Никогда ранее это короткое расстояние не казалось ему таким бесконечным. В былые годы он использовал секунды, сегодня, мерещилось, прошли часы, прежде чем Гурдин прикоснулся к стволу.
— А ведь я помню тебя семенем, — сипло прошептал он, погладил сухую кору, и дерево шевельнулось в ответ, качнуло ветками. — Н-да… я теперь… — древний хотел сказать «уже не тот», но осекся, осознав, что стал именно тем, кем должен быть.
Гурдин через силу поднялся, прислонился лбом к ильенграссу, обнял, как старого друга. Исполин сочувственно наклонил ветви, бережно укрывая древнего от студеного ветра, зашелестел кроной, будто сказал: «Отдохни. Тебя ждет дальняя дорога».
— Да, — приглушенно отозвался Гурдин. — Ты прав, мне пора отправляться в путь. — Поднял взгляд в пасмурное небо и пообещал. — Но я обязательно вернусь.

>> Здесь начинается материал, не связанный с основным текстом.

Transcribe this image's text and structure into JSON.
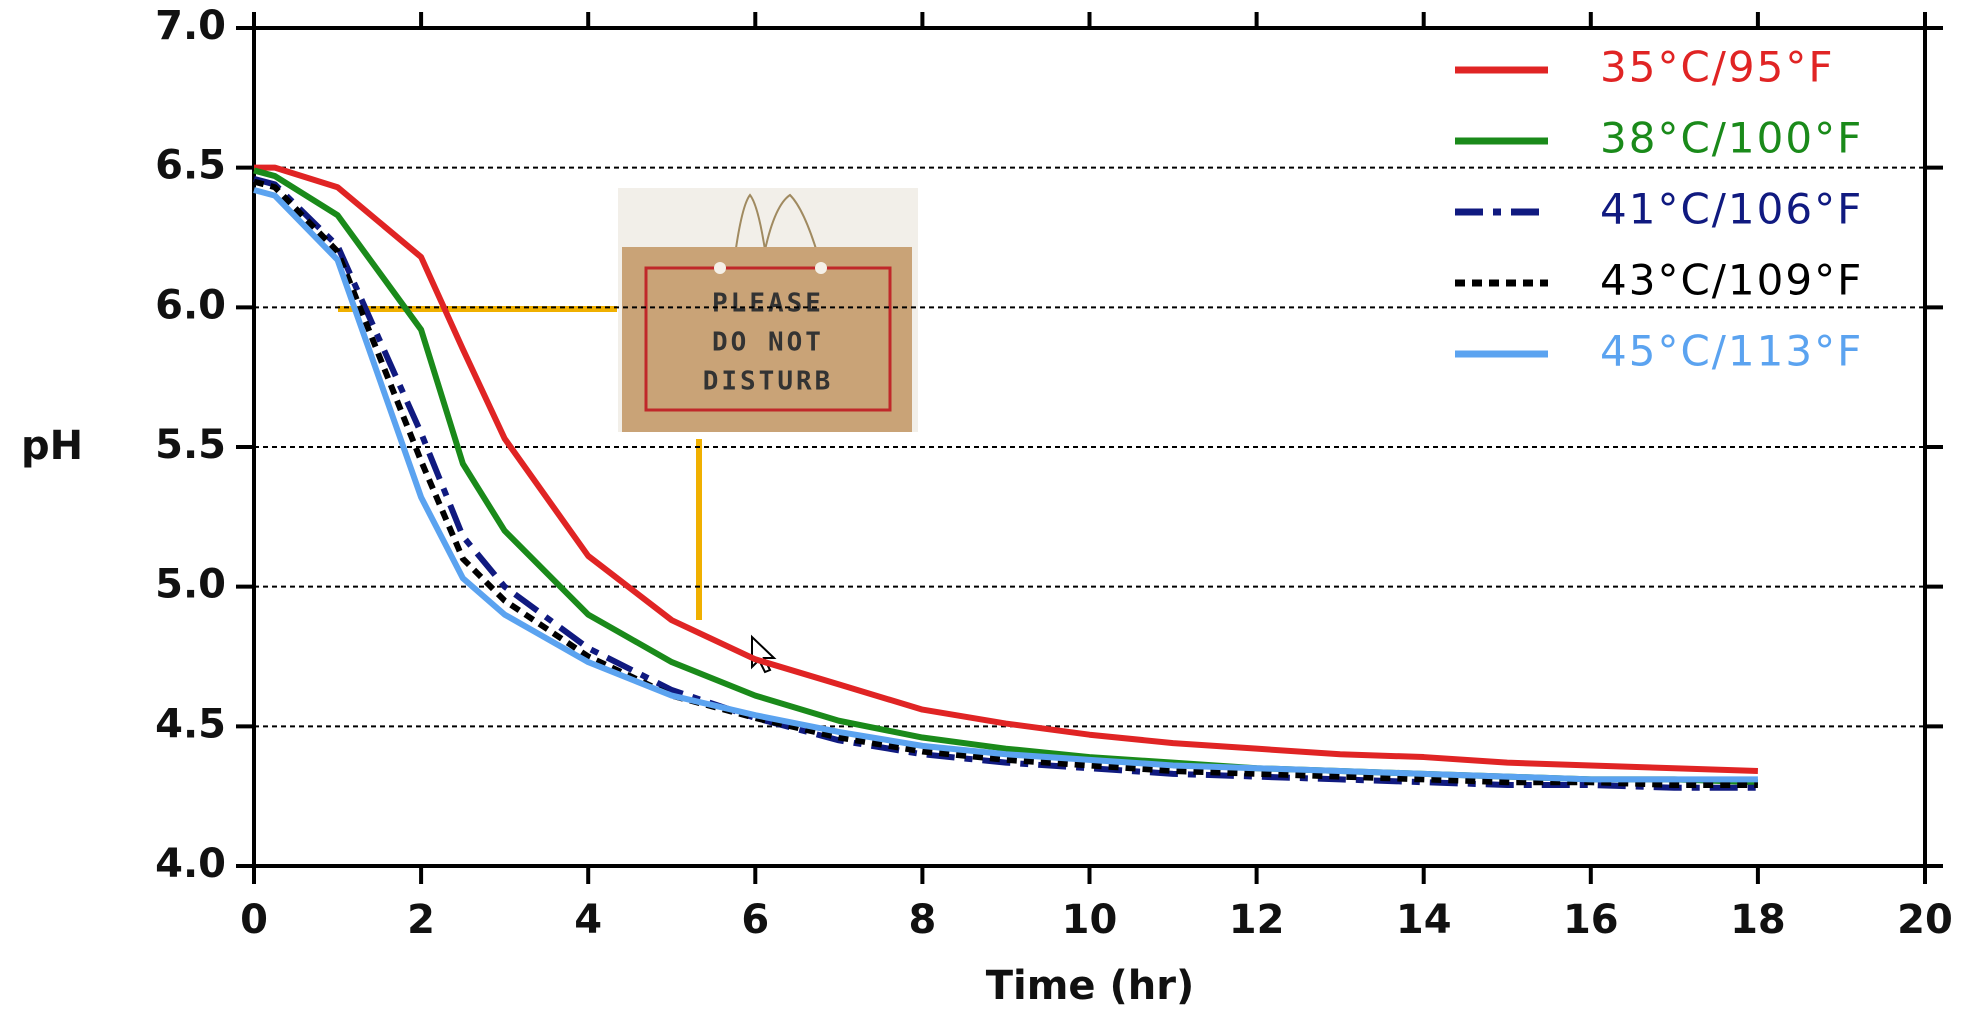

— Поторопись, — прошелестел ветер, взвихрил опавшую листву и снежинки, тронул ветви, — ты должен быть там…
Ильенграсс, последний раз прикоснувшись к плечу древнего, сделал поистине королевский подарок. Крепкая длинная ветка упала к ногам Гурдина.
Он бросил прощальный взор на оставленный меч, уголок его рта приподнялся в печальной улыбке.
— Благодарю. Мне как раз нужен посох.
Хмурый рассвет, мало чем отличающийся от сумерек, накрыл зимний лес. Лан, оставив костерок с походным котелком, склонился над обрывом.
Ветер кружил снег над бездной, и эрт Тодд неотрывно глядел вниз, крепко стиснув кулаки. Ему удалось разглядеть дно, и он скрипнул зубами:
— Ты так легко не отделаешься! — заявил яростно и вернулся к коню.
Там в седельных сумках находился моток крепкой веревки. Она понадобится, чтобы спуститься на дно обрыва.
Тэйна не боялась смерти и давно приучила себя терпеть боль. Но сейчас боль впивалась в Тэйну множеством мелких, безжалостных зубов, сжимающих ее тело в своих тисках. Тонкие, пропитанные ядом жала пронзали кожу, раскаленное добела дыхание сжигало внутренние органы, а острые когти царапали череп. Тэйна ощущала себя во власти жестокого чудовища. Кровавая корка на ее губах замерзла, и девушка не смогла разлепить их.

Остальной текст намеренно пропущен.